In article <1781@milano.UUCP> peterson@milano.UUCP writes:
>The stdio package does not seem to properly account for some effects
>of signals.

This is a tremendous understatement.  Use of signals is so
fraught with peril that X3J11 seriously considered guaranteeing
absolutely nothing whatsoever about what a signal handler can
do.  I personally can't even guarantee that a signal handler
function is entered successfully on most machine architectures.

The problems are not as well known as they should be.  Signals
can impact the design of much of the C library.  AT&T reworked
the standard I/O routines in an attempt to permit the use of
printf() in a signal handler, but they didn't get it quite right
because it is NOT POSSIBLE to get it right, at least not without
severe performance impact.  Many experienced UNIX system
programmers avoid using signals for anything other than
	(1) job control, on Berkeley-like systems;
	(2) synchronous notification of state changes, such
		as SIGWINCH;
	(3) a means of requesting termination of a process.
Certainly they should not be used for IPC.

This is not a criticism of Peterson's bug fixes.  That just
prompted me to mention this in case there is anyone who needs
to be warned.

garry@batcomputer.TN.CORNELL.EDU (Garry Wiegand) (07/11/86)

In a recent article gwyn@brl.arpa (Doug Gwyn (VLD/VMB) <gwyn>) wrote:
>...
>The problems are not as well known as they should be.  Signals
>can impact the design of much of the C library.  AT&T reworked
>the standard I/O routines in an attempt to permit the use of
>printf() in a signal handler, but they didn't get it quite right
>because it is NOT POSSIBLE to get it right, at least not without
>severe performance impact...

I can see it would be tough to do at user level. But I don't see why 
the kernel read() and write() routines can't hang a simple queue on
their front ends. Elucidate, please?
-- 
garry wiegand   (garry%cadif-oak@cu-arpa.cs.cornell.edu)

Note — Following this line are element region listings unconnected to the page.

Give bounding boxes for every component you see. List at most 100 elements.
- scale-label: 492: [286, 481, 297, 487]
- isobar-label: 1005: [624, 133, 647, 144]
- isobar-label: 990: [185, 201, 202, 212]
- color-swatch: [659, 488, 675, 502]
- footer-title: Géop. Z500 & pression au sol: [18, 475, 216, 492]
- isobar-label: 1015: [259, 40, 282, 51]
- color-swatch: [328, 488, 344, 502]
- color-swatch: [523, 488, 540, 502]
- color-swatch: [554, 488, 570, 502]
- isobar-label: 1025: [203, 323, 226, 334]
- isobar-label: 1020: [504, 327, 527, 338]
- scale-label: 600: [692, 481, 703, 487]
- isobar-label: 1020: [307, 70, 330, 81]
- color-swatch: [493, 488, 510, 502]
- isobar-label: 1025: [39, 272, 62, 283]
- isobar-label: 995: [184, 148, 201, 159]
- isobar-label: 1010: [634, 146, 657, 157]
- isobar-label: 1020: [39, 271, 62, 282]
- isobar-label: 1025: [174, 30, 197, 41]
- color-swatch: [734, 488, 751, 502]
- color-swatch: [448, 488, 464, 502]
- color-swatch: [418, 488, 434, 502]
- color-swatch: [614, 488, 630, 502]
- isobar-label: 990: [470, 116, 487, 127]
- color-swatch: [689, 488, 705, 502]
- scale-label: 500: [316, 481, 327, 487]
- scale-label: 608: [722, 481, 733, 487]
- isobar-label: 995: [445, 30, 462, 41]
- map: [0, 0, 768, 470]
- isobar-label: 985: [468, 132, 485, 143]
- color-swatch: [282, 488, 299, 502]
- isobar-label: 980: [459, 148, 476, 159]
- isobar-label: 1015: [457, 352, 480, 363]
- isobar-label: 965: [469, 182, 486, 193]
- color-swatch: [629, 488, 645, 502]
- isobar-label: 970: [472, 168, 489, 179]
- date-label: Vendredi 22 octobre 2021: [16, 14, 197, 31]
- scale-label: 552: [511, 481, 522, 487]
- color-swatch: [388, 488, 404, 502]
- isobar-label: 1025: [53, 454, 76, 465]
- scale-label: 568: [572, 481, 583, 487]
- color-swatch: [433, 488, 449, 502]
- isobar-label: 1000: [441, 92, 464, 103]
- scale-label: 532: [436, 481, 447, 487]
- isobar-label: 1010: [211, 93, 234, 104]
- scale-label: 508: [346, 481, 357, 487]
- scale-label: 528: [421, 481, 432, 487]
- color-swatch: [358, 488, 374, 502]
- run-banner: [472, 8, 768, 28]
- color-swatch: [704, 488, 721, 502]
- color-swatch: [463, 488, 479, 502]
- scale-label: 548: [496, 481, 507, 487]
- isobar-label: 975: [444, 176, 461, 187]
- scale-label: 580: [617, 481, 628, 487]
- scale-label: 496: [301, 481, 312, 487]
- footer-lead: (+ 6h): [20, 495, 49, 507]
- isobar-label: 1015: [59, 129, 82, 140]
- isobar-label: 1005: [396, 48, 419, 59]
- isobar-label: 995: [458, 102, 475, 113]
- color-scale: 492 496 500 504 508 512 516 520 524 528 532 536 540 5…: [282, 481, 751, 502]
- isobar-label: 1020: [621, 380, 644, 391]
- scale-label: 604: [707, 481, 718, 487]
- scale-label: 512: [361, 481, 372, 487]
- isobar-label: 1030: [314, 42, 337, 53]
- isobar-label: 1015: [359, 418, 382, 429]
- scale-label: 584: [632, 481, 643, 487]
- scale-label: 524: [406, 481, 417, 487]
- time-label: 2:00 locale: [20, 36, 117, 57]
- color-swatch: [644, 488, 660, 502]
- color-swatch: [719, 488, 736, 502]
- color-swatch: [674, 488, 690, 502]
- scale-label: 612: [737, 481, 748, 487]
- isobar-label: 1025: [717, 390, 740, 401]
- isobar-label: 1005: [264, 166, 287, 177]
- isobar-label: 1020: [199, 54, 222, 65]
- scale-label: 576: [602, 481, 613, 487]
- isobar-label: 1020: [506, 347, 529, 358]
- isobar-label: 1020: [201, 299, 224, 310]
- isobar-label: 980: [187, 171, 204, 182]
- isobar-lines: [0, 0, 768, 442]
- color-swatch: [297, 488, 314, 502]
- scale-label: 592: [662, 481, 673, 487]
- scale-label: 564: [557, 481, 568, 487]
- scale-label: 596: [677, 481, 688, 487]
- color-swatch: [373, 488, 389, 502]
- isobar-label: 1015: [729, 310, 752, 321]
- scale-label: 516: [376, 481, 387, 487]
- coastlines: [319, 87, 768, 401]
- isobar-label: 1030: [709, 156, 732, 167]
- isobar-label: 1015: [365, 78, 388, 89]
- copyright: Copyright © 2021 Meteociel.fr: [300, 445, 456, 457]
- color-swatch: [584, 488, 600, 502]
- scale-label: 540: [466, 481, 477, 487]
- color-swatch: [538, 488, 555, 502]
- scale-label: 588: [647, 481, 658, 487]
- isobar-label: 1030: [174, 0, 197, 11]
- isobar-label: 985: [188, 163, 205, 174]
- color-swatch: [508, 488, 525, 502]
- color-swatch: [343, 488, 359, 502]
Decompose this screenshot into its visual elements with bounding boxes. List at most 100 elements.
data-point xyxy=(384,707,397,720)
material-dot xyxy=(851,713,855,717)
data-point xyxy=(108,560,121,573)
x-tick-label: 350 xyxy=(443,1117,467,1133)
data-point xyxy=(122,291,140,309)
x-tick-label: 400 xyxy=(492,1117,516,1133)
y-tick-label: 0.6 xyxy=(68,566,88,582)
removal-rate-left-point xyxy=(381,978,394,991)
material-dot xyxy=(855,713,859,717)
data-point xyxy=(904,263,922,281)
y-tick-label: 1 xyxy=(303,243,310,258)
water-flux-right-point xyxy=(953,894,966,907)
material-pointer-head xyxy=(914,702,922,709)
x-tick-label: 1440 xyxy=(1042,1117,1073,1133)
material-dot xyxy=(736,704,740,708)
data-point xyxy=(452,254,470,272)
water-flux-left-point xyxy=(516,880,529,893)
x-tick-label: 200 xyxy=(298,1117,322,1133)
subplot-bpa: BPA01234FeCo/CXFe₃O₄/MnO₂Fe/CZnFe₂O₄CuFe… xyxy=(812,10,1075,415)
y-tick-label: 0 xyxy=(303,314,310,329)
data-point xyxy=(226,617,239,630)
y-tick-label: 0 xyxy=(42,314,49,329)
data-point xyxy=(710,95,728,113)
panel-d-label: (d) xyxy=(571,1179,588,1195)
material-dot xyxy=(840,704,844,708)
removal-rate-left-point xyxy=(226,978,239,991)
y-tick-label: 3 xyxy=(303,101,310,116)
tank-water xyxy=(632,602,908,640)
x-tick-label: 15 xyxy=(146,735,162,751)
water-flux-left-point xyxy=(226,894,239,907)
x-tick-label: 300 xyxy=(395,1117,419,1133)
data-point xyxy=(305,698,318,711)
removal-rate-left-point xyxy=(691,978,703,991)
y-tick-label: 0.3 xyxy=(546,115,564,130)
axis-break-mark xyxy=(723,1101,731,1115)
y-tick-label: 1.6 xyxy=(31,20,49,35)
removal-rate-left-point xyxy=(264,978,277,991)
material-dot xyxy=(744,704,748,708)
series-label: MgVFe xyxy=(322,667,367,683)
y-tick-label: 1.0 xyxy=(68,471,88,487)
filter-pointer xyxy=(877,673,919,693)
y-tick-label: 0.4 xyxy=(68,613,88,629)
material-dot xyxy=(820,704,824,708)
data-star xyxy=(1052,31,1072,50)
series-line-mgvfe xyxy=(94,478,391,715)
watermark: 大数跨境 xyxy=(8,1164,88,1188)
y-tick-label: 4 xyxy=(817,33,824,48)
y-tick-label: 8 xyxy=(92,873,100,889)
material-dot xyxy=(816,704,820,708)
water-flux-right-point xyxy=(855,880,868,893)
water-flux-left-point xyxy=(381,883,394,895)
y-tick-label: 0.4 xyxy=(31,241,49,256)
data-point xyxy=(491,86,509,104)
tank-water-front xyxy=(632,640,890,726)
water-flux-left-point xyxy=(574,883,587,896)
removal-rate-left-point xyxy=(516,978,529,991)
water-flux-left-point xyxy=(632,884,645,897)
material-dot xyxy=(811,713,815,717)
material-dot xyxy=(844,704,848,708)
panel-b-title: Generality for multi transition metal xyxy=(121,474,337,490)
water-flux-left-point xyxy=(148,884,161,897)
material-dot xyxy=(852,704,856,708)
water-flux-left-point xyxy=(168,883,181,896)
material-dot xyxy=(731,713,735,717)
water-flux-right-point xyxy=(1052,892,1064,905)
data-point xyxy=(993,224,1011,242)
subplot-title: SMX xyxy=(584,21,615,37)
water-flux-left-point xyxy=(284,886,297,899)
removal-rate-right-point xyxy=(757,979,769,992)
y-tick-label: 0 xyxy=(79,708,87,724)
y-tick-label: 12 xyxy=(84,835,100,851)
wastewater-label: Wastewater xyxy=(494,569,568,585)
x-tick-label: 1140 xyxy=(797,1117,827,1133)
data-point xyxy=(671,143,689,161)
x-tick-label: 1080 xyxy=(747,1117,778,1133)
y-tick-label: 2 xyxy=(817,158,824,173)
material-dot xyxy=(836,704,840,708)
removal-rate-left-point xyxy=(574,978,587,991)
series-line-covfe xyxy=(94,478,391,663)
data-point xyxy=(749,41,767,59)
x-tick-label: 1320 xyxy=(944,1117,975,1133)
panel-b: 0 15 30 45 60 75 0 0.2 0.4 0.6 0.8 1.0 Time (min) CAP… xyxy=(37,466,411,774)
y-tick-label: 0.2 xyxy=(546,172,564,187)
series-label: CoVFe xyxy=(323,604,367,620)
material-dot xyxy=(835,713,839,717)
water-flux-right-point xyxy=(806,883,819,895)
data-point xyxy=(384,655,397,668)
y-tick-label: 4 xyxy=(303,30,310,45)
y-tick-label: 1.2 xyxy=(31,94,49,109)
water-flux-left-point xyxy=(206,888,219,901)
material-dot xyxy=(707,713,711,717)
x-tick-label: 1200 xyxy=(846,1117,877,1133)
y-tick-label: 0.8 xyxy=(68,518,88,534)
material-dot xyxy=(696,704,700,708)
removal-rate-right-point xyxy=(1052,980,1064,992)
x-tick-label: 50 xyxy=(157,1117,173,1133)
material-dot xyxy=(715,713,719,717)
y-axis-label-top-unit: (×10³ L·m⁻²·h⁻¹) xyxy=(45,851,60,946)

gwyn@brl-smoke.UUCP (07/12/86)

In article <603@batcomputer.TN.CORNELL.EDU> garry%cadif-oak@cu-arpa.cs.cornell.edu writes:
>In a recent article gwyn@brl.arpa (Doug Gwyn (VLD/VMB) <gwyn>) wrote:
>>The problems are not as well known as they should be.  Signals
>>can impact the design of much of the C library.  AT&T reworked
>>the standard I/O routines in an attempt to permit the use of
>>printf() in a signal handler, but they didn't get it quite right
>>because it is NOT POSSIBLE to get it right, at least not without
>>severe performance impact...
>I can see it would be tough to do at user level. But I don't see why 
>the kernel read() and write() routines can't hang a simple queue on
>their front ends. Elucidate, please?

I'm afraid it would be a long and boring story and may violate
our non-disclosure agreement to go into the details, but...

The fundamental source of difficulty is the fact that the
standard I/O library (as well as some other C library
routines) maintain static data structures that can be
left in an inconsistent state when an asynchronous interrupt
occurs.  Using Berkeley-style "reliable signal" facilities,
which seem to have finally made it (in some form) into UNIX
System V, one could establish "conditional critical regions"
that hold signals during times that the data structures are
being rearranged.  However, since that adds system calls
there is a performance penalty.  Without reliable signals,
one would have to resort to semaphore mechanisms, which are
either expensive (System V sem*() facilities) or may require
special hardware support.  (Although sometimes one can exploit
conventional facilities; I once had a semaphore package for
the PDP-11 that used ASRB and INC to obtain atomic interlock.)
The semaphore approach greatly complicates the library code,
since it has to complete the interrupted code's work if a
critical region is in progress when an interrupt occurs.  If
a second interrupt comes along there can be a royal mess.
There are other approaches (e.g., coroutining) that I can
think of but they're even more elaborate than this.

This situation is one of the reasons that ANSI X3J11 had to
decide just how much to promise could be guaranteed for a
signal catching function.  (We didn't promise much; you can
abort() or longjmp() or do some implementation-specified
atomic variable modify or something else I forget.)